Terim anlamı olarak “kin”, “birine
karşı duyulan öç alma isteği/garaz” olarak tanımlanır. Nefret ise “bir kimsenin
kötülüğünü, mutsuzluğunu istemeye yönelik duygudur”. Kin, Farsça kökenli bir
kelime olup Arapçada “birine karşı düşmanlığı içinde tutmak” anlamında
kullanılır. Arapçada, “kin” kelimesinin yaygın olarak “hıkd” kullanımı bulunmaktadır.
Bu minvâlde “hıkd” kelimesi “buğz” anlamına da gelir.
Buğz kelimesine bizim toplum
alışıktır. Bir kötülüğü düzeltme noktasındaki en son başvurulacak durumdur. Bu
kelime, “kötülük karşısındaki” tutumu ifade için kullanılır. Toplum içinde
özgül ağırlığı yüksek olan ve iyilik yapan kişiler için sırf siyâsî
tarafgirlikten dolayı kin/hıkd/buğz beslemek iki türlü büyük hatadır.
Birincisi, toplumda genel kabul
gören kişiye karşı olumlu kalbî his ve duygular beslenemiyorsa takdir ve saygı
beklenilir, buğz değil. İkincisi ise, en azından metin olarak kin/hıkd/buğz
ifadelerinin tamamen yanlış yerde kullanımı söz konusu oluyor.
Ayrıca toplumun karşısında bir
tercih sonucu olarak bir mâkâma oturmuş kişiye karşı kin gütmek, “normal dışı
davranış” statüsündedir. Dolayısıyla insanı hiçlik düzeyinde plâstik bir
dereceye düşürür. Dinî eserlerde buğz kelimesi yüzde seksen oranında
“düşmanlık” anlamında kullanılır. Bu düşmanlık dinî, manevî ve toplumun genel
dokusuna/yapısına uygun olmayan “kötülüklere” karşı bir tutumdur. Toplumun
değer yargılarını yükselten, toplumu merkeze yaklaştıran birine karşı buğz
etmek hem yanlıştır, hem de dipsiz bir kuyuya düşmektir.

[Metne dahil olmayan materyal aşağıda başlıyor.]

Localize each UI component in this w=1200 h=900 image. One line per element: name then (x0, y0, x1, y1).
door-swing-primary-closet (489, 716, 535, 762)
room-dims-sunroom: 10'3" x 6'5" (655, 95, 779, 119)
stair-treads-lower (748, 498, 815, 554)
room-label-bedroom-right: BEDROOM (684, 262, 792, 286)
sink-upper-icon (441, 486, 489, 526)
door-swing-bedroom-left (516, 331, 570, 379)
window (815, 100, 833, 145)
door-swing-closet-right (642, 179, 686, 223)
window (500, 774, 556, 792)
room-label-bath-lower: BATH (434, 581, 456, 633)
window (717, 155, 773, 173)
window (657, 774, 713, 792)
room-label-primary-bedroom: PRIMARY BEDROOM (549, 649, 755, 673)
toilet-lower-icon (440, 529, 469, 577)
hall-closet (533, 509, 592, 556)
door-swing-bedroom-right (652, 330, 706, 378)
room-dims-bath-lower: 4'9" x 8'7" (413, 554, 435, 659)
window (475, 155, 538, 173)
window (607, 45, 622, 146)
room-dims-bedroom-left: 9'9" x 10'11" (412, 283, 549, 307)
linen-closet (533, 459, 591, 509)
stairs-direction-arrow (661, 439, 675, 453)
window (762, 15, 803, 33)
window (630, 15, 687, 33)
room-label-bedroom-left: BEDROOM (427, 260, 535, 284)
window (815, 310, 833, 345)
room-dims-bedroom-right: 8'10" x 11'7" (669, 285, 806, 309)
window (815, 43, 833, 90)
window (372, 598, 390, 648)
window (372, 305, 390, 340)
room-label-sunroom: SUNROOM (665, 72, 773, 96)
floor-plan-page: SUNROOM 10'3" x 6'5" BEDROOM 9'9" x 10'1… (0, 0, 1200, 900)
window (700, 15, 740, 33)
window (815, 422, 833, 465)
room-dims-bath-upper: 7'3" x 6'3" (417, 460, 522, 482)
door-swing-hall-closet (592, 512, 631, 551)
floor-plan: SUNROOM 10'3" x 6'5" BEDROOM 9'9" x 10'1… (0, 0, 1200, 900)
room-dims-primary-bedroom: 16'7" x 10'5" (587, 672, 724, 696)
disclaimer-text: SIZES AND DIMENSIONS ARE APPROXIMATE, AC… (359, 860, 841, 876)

Bir nokta daha var ki, kabulü
akla ziyandır: Menfaat, antipati ve sırf siyâsî karşıtlık gibi nedenlerden
dolayı birine kin ve nefret beslemek, İlâhî emir, dinî ve ahlâkî kurallara
birer isyan ve başkaldırı anlamında da erdemsizlik mânâsına gelir.
Öfkenin kaynağı nefistir. Diğer
bir ifadeyle, nefse takılı olan ego/ene/benlik duygusunun olumsuz yönüdür. Bu
yön, İlâhî emirlere bir başkaldırıdır. Bu nedenle benlik kökenli olan öfkenin
süreklilik kazanması olan kin ve nefret, kişiyi normalin dışına atar. Bu atış,
kişilerden ziyade İlâhî emir, dinî ve ahlâkî durumlara isyandır.
Bu noktalara dikkat edilerek makul çerçevede kalmak, her aklı başında olan kişinin görevidir. Aksi durumda kin ve nefretin devam ettirilmesi hem kişiyi, hem de toplumu sıkıntıya sokar.